The Influence of Art and Fashion on Creative Culture
Creativity in all its glory has become the driving force behind modern culture. In recent times, we’ve seen the likes of modern-day innovators such as photographer Marcus Hyde, and designer Heron Preston exert their formidable influence on the global fashion scene. Indeed, Hyde created a viral tidal wave with his topless photo shoot of Kim Kardashian earlier this year, while Preston – whose game-changing collaborations include Kanye West and Nike – is renowned for spearheading events that celebrate creative culture’s vital role in our society.
Then there’s Dapper Dan, the Harlem-born African-American fashion designer who is credited with introducing high fashion to the hip-hop world – his clients include Jay-Z, Salt-N-Pepa and LL Cool J. And if that’s not kudos enough, the courtier, who has helmed his Harlem atelier for the best part of four decades, has collaborated with Gucci on a collection inspired by the streets of Harlem in the 1980s, including many archival pieces from Dapper Dan’s private collection.
Add to the mix Tracee Ellis Ross, star of the hit series Girlfriends and Black-ish - who’s also a comedian, model, director, television host, style maverick, and the daughter of legendary Motown icon Diana Ross - and you have two powerhouses who are helping to shape the American cultural landscape, along with the very notion of creative culture. In celebration of the unveiling of Room Service at the new-look Beverly Center, the duo hosted a conversation on fashion and art; firmly fixing the global spotlight on black fashion and culture.
Dapper Dan, whom Ross hails as the OG (original gangster), on his Harlem roots and that Gucci collaboration: “I was forced into the underground for 20 years; I was the best-kept secret for all the artists and designers. They all bought from me, and then, amazingly, Gucci came along and said they wanted us to do something together. I said that if they were serious, they would have to know my story, and that they would have to come to Harlem. So, they did, and I said that if we were going to do something, that I didn’t want a collaboration. I wanted a partnership that my people could understand and respect, which would dignify my community.”

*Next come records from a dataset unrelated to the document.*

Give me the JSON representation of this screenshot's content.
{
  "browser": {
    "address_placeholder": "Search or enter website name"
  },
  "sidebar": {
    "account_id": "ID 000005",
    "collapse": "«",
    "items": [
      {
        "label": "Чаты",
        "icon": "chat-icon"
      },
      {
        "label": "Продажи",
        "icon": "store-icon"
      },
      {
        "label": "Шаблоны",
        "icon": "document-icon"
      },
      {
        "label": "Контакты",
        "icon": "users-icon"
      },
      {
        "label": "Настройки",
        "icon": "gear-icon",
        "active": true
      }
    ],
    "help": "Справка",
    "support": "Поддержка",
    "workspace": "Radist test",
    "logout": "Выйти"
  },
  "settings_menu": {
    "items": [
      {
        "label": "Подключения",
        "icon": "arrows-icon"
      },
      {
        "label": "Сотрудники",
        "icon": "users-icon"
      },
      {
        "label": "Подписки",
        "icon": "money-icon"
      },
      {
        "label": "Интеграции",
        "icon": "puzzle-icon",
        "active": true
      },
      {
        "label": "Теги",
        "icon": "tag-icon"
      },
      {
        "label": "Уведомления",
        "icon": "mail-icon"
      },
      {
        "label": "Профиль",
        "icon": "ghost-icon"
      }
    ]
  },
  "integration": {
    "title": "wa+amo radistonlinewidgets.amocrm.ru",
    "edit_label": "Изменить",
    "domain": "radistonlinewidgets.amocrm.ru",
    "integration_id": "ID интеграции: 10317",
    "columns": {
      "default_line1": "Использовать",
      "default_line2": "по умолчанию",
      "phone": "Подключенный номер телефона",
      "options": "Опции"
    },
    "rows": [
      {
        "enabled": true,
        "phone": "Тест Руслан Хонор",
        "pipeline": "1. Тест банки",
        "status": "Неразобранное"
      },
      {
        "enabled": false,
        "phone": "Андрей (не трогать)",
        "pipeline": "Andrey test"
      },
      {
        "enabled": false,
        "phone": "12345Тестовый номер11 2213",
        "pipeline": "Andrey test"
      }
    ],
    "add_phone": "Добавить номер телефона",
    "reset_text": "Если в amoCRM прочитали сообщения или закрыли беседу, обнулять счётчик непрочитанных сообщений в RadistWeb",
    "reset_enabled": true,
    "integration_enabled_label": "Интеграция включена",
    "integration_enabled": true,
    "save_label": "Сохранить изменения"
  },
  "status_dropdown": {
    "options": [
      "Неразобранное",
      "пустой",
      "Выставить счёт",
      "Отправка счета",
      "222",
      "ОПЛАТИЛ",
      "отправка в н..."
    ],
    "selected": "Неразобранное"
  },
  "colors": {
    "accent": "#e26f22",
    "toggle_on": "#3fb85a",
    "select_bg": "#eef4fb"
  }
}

Tracee Ellis Ross on using fashion as a platform: “When I get dressed, I like to tell a story. It can be as simple as wanting to feel sexy, powerful or sharing a message. At the recent American Music Awards, I said to Karla [Welch, Ross’s stylist]: “I want to tell a story through my body and my clothes, in the limited time I have, so I am going to wear all black designers. All of this dream coming true, and all that I have been gifted with helps me to shine the light on places that are more vulnerable, where I want it to be shining.”
Room Service is a first-of-its-kind private members’ club and networking space, exclusively reserved for LA’s renowned creative force - stylists, designers, writers, movie types and influential tastemakers. As an inspiring sanctuary, away from the hustle-and-bustle of Hollywood and the endless retail therapy options on offer at The Beverly Center, Room Service features a relaxing lounge space, private conference rooms, on-site luxury concierge services, a complimentary valet, and menu and bar service by Yardbird. Members can also access a host of specially curated benefits and experiences, from wardrobe planning and private dinner invitations, to movie screenings and industry panels.